Это удивительно, до чего у нас в поселке любили половые отношения. Во всяком случае, жены начальников искали лейтенантов, и лейтенанты кормили их морковью, лили им воду на мельницу, крутили им жернова и мылили их всячески, столпившись вокруг одной норки, опускали туда свои мармышки и, сощерившись, выдергивали, опускали и выдергивали, а начальники потакали женам лейтенантов и открывали перед ними грандиозные сексуальные дали, отчего впоследствии совершенно забывали о собственных женах, которых запирали, уходя, на ключ на втором этаже на два дня и которые вылезали из окна по веревкам, и их внизу подхватывали на мохнатые руки и несли до ближайшего подвала, где они мясисто отплясывали на столах (ией-ух!), заливаясь серебристым многодневным смехом, и отдавались всем подряд, а потом они делали друг другу аборт и, чтоб скрыть выбритые места, приклеивали там куски шиньона, которые отваливались, когда муж входил в комнату.
Скороговорка
Остальные занимались скотоложством.
Я считаю, от полноты жизни.
Отчего же еще занимаются скотоложством?
Только от полноты.
Для чего лучше всего подходили собаки.
Кошки тоже подходили, но они царапались.
Да и с кошками занимались молодые матросы.
Да и то, когда их старослужащие заставляли.
Кур не было, а то бы занимались и с курами.
Так что лучше всего подходили собаки.
Словом, так.
Одна, можно сказать, супруга ежедневно растравляла себя совершенно со своим кобелем – аппетитной величины была овчарка, даже вспомнить жутко.
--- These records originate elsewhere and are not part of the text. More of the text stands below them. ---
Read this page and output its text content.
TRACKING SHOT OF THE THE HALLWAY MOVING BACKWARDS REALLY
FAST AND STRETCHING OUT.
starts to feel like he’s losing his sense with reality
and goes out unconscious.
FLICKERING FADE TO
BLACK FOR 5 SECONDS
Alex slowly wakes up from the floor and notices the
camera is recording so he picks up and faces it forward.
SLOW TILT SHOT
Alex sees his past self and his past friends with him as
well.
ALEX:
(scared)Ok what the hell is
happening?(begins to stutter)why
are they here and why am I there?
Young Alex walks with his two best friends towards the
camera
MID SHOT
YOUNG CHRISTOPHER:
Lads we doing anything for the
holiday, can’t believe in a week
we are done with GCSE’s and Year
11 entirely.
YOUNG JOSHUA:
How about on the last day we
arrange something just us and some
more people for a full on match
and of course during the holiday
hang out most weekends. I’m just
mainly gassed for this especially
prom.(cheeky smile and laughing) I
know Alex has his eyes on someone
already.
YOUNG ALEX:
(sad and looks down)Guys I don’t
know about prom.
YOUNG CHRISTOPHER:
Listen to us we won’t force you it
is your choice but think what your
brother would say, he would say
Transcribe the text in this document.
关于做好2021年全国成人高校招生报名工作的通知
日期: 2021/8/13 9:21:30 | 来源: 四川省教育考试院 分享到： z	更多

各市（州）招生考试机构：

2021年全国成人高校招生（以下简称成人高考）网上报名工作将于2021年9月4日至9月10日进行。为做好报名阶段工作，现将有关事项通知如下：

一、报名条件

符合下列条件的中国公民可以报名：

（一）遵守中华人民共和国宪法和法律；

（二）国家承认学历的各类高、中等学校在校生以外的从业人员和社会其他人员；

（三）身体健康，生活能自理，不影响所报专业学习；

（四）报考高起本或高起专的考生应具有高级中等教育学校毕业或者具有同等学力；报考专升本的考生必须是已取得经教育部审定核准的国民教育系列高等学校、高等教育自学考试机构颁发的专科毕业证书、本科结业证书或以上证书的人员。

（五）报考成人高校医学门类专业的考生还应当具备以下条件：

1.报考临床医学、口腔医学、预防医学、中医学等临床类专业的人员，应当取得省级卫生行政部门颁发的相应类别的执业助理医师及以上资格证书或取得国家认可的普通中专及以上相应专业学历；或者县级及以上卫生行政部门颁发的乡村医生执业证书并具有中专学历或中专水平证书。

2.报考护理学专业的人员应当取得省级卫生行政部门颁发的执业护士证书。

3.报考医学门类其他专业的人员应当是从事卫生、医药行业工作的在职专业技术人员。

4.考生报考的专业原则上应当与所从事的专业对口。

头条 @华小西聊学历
Однажды не получилось у них гармонии, не сложилось, видите ли, я бы сказал не вышло, и кобель, заменяющий раскоряченного папу, принялся кусаться, а она давай лягаться и орать, и прибежал сосед с топором и простым лицом и порешил обоих, то есть только кобеля, я хотел сказать, а потом их на носилках – в госпиталь и только там расчипиздрили, то есть разлучили, я хотел сказать.
Нет! Все было не так.
Все было по-другому. Сосед привел к соседке сучку на случку. С собаками такое бывает. И пока собаки не теряли времени в одном углу квартиры, хозяева не теряли – в другом, А потом кто-то кого-то укусил – теперь уже не упомнишь, – и все разом завопили, и прибежал другой сосед, который с топором в руках заранее караулил все виды скотоложства, и всех с хряком уложил, вернее, он нарубил собак на волосяные котлеты, а тот тип, что пришел с сучкой, посчитав, что это муж из похода явился, поскольку он его никогда до этого в светлое время года не видел, успел все же влететь в шифоньер и там уже подавился насмерть, потому что ему в дыхательное горло напополам с шелковым рукавом попал целый рой вспорхнувшей моли, после того как в щель он узрел топор окровавленный.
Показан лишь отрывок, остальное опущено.